The point can be made that the judgment of the credit agencies is just that – a judgment which reflects the market view, but also influences it. In that sense, the relationship is a bit like airplay and chart position. It's hard to say which drives the other.

After all, the credit agencies have been wrong before (as Ed Balls correctly pointed out, these were the geniuses who rated the sub-prime mortgages as excellent). And another agency – S&P – downgraded America's status two years ago, without the sky having fallen in, yet. Though the fact that every man, woman and child in the USA is now in debt to the tune of $53,000 isn't what you'd call marvellous news.

But the fact that sterling was falling and bond yields rising can be seen as an indication that, before Moody's acted, the market had already come to the view that Mr Osborne's programme wasn't working. It doesn't matter how much you talk about austerity and hard decisions if people whose living depends on analysing what's being done can see that public spending and debt are actually going up.

But that's the bad news for Mr Osborne's political opponents. Because the one thing that is not being promoted to repair the UK's credibility is the sort of additional spending which Mr Balls has been arguing for.

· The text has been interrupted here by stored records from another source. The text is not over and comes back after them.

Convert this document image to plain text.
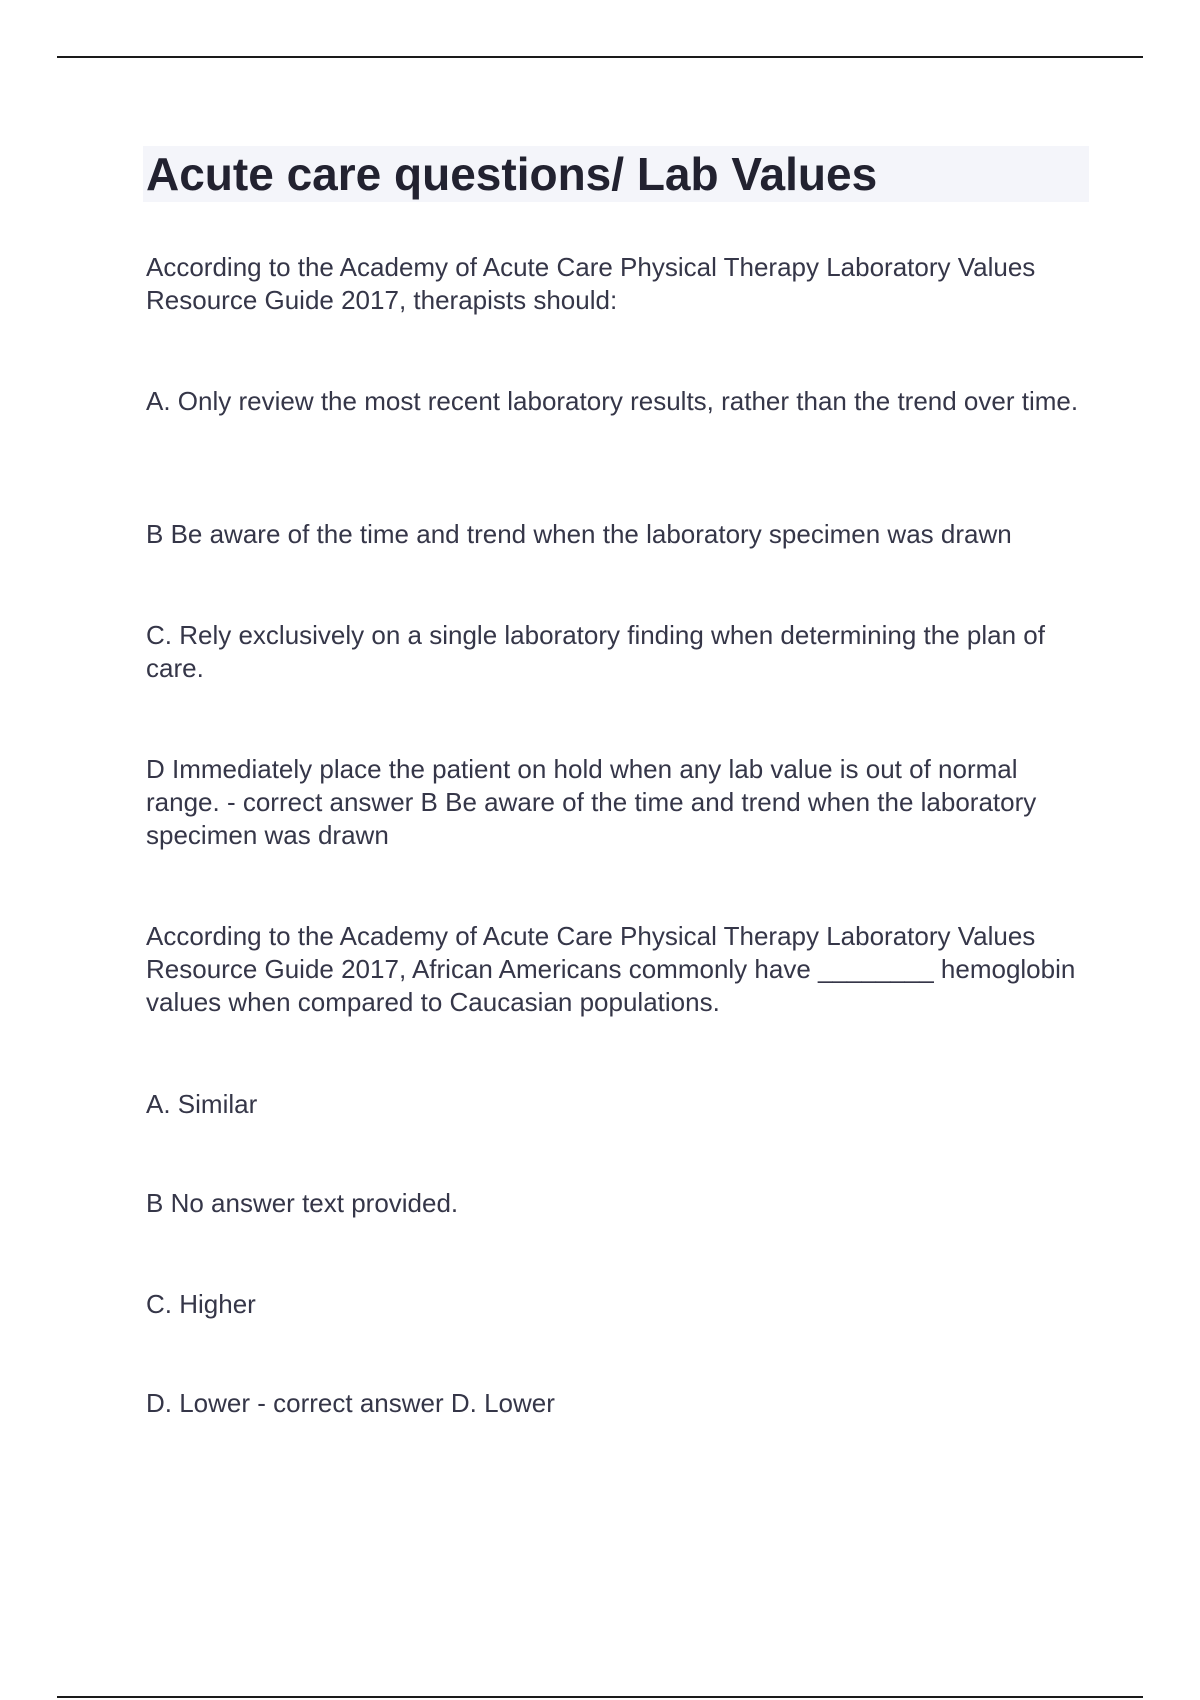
Acute care questions/ Lab Values

According to the Academy of Acute Care Physical Therapy Laboratory Values Resource Guide 2017, therapists should:

A. Only review the most recent laboratory results, rather than the trend over time.

B Be aware of the time and trend when the laboratory specimen was drawn

C. Rely exclusively on a single laboratory finding when determining the plan of care.

D Immediately place the patient on hold when any lab value is out of normal range. - correct answer B Be aware of the time and trend when the laboratory specimen was drawn

According to the Academy of Acute Care Physical Therapy Laboratory Values Resource Guide 2017, African Americans commonly have ________ hemoglobin values when compared to Caucasian populations.

A. Similar

B No answer text provided.

C. Higher

D. Lower - correct answer D. Lower
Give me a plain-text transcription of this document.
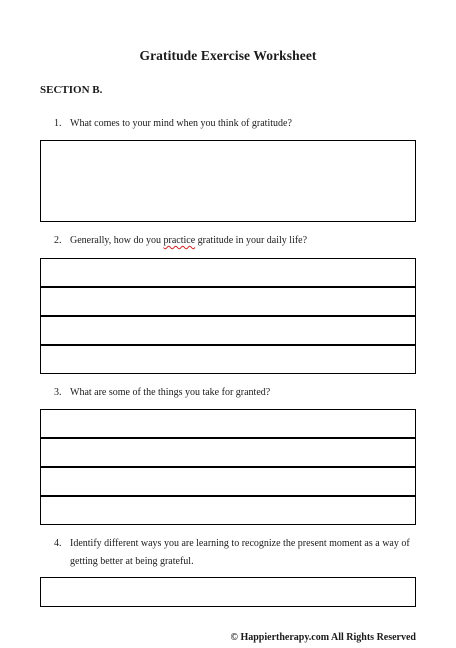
Gratitude Exercise Worksheet
SECTION B.
1. What comes to your mind when you think of gratitude?
2. Generally, how do you practice gratitude in your daily life?
3. What are some of the things you take for granted?
4. Identify different ways you are learning to recognize the present moment as a way of getting better at being grateful.
© Happiertherapy.com All Rights Reserved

There are three simple reasons given for the downgrading by Moody's own report. The first is the slowness of growth. This is certainly a problem, but it is one which is in large measure outwith government control – growth mostly springs from the private sector, and Britain's problem is that our productivity and output are too low, and that we don't, on the whole, make anything anyone else wants to buy. That's one reason why even though quite a lot of jobs are being created, there has been so little growth. The report, far from being a case for stimulus spending, is a judgment that such spending has already failed. In other words, we might as well have burnt the money we spent on Quantitative Easing.

The other two points are even more opposed to Mr Balls's proposed solution. They are, in fact, ringing endorsements of Mr Osborne's original proposed solution. And thus an indictment of Mr Osborne's actual methods. Moody's second point is that the Government's fiscal consolidation programme is moving too slowly and its third is that the debt burden is rising. In other words, it chose to downgrade the UK's credit rating because the Chancellor has failed to do what he said he was going to do, which was to make cuts and stop borrowing money like there was no tomorrow.

And not just that. The report actually specifically threatens to downgrade the UK yet further if there is any sign of "reduced political commitment to fiscal consolidation". So the course of action being suggested by Labour and the ranks of Keynesian economists – lots more public spending on big capital projects funded (because how else could they be funded?) by borrowing or printing money – is the one absolutely guaranteed way to ensure that our financial standing is downgraded even more.

I've never been able the fathom the faith of the Prime Minister in Mr Osborne's supposed strategic skills. And since, under his strategic masterplan, the Tories failed to gain a majority against the most unpopular government in living memory, apparently the electorate shared that view.

My opinion is that there's not much point in incurring the opprobrium which goes with "vicious" cuts (and even those, incidentally, were only going to take us back to the spending levels of a few years ago) if you don't make the cuts. Nor does it seem to be very wise to talk constantly about living within your means, and then borrow more than the last Government.

The Chancellor's judgment was that the public's perception of his policies was less important than the markets' opinion. The difficulty with this notion, as he has now found out, is that voters often believe something (in this case, cuts in public spending) is happening when it isn't. They can hardly be blamed for that, since it's politicians who keep telling them that things which aren't happening are, and vice versa. But people who make their living, and bet their money, on what is actually being done, tend not to make that mistake. They don't care about hearing a pretty tune if nobody buys the record.